Пойман
7 мая 2019 г. в 10:45
Примечания:
Оно своеобразное. Недобдсм? Возможно.
Во всяком случае, мне просто нравится порой кого-то из них делать тем ещё эгоистом.
Всё кончено. Верно?
Конан ухмыляется — несколько грустно, потому что игра близка к концу, — и в то же время тянет немного, наслаждаясь остротой момента.
Они в небольшом, тускло освещённом почти перегоревшей лампочкой чулане без окон, отсюда не сбежать иначе, чем через Конана у самой двери, уже нацелившегося на усмехающегося больше по привычке Кида. Всего один выстрел или крик — и вор пойман окончательно. И невозможно быстро закончить игру, хочется растянуть миг победы до самого конца, насладиться чужой агонией.
Будет ли Кид трепыхаться? Молить отпустить его? Или же молча будет ждать?
Вся власть сейчас у него, у Конана, такая головокружительная и дурманящая — он, только он сейчас решает, закончиться ли сейчас карьере Кида, психологически загнанного в тупик — но совсем увлекаться тоже нельзя: тузов в рукаве никто не отменял.
Все бомбы точно потрачены, как и сонный газ — но точно ли Кид безоружен? Не пора ли стрелять, чтобы окончательно поймать вора?
Но так хочется насладиться испугом в глазах, попытками удержать самоуверенную усмешку на лице, пока объявлен мат...
— Где он? — незнакомый — с другой стороны, он только Накамори из этого отдела по имени помнит, — голос странно шипит, пока на лице вора действительно проступает страх. Настоящий, иной, чем только что — и Конан замирает, растерянный и непонимающий, чем этот полицейский отличается от других.
Этого достаточно, чтобы положение изменилось почти на противоположное. Доли секунды потеряны, и Кид успевает вжать всем телом его в дверь, блокируя возможность пнуть, выстрелить и закричать — пока руки пойманы всего одной вора, рот закрыт ладонью второй, глуша все звуки.

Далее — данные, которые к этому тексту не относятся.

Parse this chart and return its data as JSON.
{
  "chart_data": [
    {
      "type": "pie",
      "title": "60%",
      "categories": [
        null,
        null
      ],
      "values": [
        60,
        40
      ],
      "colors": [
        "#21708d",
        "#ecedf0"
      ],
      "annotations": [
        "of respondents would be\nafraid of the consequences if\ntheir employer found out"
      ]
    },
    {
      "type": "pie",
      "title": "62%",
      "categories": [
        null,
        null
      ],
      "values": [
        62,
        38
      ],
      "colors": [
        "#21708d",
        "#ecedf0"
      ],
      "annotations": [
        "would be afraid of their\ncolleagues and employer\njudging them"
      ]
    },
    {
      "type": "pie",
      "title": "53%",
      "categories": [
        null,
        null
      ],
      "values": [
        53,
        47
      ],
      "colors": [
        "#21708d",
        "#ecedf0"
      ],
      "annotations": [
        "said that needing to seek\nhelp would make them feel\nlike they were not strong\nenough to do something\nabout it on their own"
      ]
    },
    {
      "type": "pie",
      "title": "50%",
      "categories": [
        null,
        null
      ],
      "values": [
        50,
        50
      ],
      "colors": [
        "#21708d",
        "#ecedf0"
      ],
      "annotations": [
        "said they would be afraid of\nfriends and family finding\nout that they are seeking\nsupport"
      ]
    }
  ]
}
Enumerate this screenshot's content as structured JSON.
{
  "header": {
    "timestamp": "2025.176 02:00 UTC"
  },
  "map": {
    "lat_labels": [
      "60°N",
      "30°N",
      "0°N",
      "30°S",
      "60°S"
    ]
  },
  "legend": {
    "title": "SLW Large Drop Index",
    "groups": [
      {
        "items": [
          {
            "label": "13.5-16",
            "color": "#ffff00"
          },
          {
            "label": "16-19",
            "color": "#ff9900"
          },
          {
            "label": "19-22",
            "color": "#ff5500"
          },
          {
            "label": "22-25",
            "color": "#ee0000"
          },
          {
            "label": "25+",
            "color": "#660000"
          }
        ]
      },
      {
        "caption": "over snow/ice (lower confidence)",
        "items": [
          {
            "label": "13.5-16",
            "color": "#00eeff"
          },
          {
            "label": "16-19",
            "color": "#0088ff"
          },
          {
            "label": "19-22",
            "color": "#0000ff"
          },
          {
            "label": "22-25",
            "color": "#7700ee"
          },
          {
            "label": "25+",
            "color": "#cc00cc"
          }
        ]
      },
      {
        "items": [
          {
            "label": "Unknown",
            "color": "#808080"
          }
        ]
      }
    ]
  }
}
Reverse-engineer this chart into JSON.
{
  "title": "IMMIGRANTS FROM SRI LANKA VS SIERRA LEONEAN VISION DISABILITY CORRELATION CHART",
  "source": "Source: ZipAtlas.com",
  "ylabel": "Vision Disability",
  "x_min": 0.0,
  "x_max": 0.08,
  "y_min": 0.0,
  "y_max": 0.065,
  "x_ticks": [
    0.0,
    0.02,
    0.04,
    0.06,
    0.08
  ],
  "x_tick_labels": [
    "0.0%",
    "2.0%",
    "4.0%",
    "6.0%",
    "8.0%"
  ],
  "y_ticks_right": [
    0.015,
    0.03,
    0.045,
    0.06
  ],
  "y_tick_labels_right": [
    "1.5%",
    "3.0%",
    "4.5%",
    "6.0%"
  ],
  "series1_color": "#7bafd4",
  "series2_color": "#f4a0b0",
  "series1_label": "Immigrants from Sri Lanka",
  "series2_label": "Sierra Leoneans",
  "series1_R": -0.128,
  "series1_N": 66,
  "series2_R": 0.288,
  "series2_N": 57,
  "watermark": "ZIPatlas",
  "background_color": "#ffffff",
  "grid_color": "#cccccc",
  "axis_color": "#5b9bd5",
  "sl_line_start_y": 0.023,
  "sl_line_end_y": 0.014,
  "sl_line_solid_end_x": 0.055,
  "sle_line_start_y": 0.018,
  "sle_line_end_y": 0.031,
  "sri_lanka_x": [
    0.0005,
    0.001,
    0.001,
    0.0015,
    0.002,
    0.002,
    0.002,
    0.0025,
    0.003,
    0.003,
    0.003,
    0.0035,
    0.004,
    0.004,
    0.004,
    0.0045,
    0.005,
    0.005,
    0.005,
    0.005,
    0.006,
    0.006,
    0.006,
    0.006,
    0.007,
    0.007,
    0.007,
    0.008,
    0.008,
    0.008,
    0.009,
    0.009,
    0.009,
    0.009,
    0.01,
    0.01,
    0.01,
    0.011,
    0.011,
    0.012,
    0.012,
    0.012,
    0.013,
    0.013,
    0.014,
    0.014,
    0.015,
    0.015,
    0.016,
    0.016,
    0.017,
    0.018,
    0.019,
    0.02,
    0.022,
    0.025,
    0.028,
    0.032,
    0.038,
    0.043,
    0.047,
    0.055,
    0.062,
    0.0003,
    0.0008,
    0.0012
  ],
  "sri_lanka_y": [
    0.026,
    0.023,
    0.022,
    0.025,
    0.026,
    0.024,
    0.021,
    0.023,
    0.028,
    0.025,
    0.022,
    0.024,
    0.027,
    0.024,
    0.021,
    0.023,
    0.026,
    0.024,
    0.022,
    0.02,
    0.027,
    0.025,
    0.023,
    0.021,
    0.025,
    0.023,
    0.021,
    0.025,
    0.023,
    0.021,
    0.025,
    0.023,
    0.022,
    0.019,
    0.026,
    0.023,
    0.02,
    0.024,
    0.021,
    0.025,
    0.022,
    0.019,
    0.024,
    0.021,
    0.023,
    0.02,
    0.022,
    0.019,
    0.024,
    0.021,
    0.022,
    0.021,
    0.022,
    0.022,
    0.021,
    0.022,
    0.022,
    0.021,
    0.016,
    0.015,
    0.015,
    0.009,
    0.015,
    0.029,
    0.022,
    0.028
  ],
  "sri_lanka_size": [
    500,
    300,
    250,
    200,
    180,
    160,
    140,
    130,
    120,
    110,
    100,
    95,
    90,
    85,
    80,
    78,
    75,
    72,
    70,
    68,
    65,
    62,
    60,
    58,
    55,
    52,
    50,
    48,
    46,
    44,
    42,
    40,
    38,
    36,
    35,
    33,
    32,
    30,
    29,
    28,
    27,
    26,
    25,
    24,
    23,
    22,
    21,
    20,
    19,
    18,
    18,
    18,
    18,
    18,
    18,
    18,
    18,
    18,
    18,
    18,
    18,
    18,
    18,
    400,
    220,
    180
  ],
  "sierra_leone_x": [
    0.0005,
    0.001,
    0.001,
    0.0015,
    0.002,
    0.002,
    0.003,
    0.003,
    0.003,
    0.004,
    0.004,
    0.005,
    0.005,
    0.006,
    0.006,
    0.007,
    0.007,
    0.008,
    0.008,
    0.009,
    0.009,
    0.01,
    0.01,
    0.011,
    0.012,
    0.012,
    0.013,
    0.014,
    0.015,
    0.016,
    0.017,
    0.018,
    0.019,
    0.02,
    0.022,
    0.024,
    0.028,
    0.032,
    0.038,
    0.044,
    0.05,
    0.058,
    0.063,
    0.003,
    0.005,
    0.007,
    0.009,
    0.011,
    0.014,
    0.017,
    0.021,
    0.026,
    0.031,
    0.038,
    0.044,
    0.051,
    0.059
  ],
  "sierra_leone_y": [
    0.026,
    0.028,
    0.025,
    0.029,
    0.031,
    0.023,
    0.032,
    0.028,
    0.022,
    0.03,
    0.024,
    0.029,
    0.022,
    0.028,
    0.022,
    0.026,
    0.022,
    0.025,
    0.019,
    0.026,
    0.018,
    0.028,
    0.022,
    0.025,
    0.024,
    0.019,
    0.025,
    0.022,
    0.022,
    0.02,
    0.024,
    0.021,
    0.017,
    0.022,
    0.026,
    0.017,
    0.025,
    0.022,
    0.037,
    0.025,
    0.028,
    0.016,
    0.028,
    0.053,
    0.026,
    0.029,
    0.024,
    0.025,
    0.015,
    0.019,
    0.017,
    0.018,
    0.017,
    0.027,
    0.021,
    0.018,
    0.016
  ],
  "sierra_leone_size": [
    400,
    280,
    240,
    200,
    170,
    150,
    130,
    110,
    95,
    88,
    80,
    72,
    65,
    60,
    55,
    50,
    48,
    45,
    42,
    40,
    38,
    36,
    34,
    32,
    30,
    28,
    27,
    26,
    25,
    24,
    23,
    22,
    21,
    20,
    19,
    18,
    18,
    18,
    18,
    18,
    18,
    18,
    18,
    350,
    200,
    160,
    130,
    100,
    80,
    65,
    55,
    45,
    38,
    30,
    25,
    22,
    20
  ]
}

Чёрт! Психологически, конечно, в углу Кид — если Конан сможет хоть как-то пошуметь... Но зато физически власть у нахального вора, чья невкусная — после долгого контакта с бомбами — перчатка отдаёт металлическим привкусом и дымом на языке.
Дышать тяжело. Положение изменилось так быстро и резко, что трудно поверить, пока сам Кид рядом — прижимается ухом к двери и во что-то вслушивается. Настолько близко, что Конан больше чует, чем видит, очередные капли пота на шее, почти что вдыхает чужое учащённое сердцебиение и чувствует, как его собственное убыстряется тоже.
Он может прекратить эту игру в любой момент, просто сделав хоть какой-то шум — и в то же время абсолютно беспомощен, пойманный не хуже самого Кида в плен. Всего один звук, который он никак не может попытаться сделать, зачарованный тем, как вор дрожит, волнуется, тщетно старается дышать потише и заткнуть его потщательней, пока у самого Конана почти что подгибаются колени от контраста таких ощущений.
Кто, чёрт возьми, хозяин положения? Почему это так остро, когда это Кид — а с другим преступником он бы так не церемонился?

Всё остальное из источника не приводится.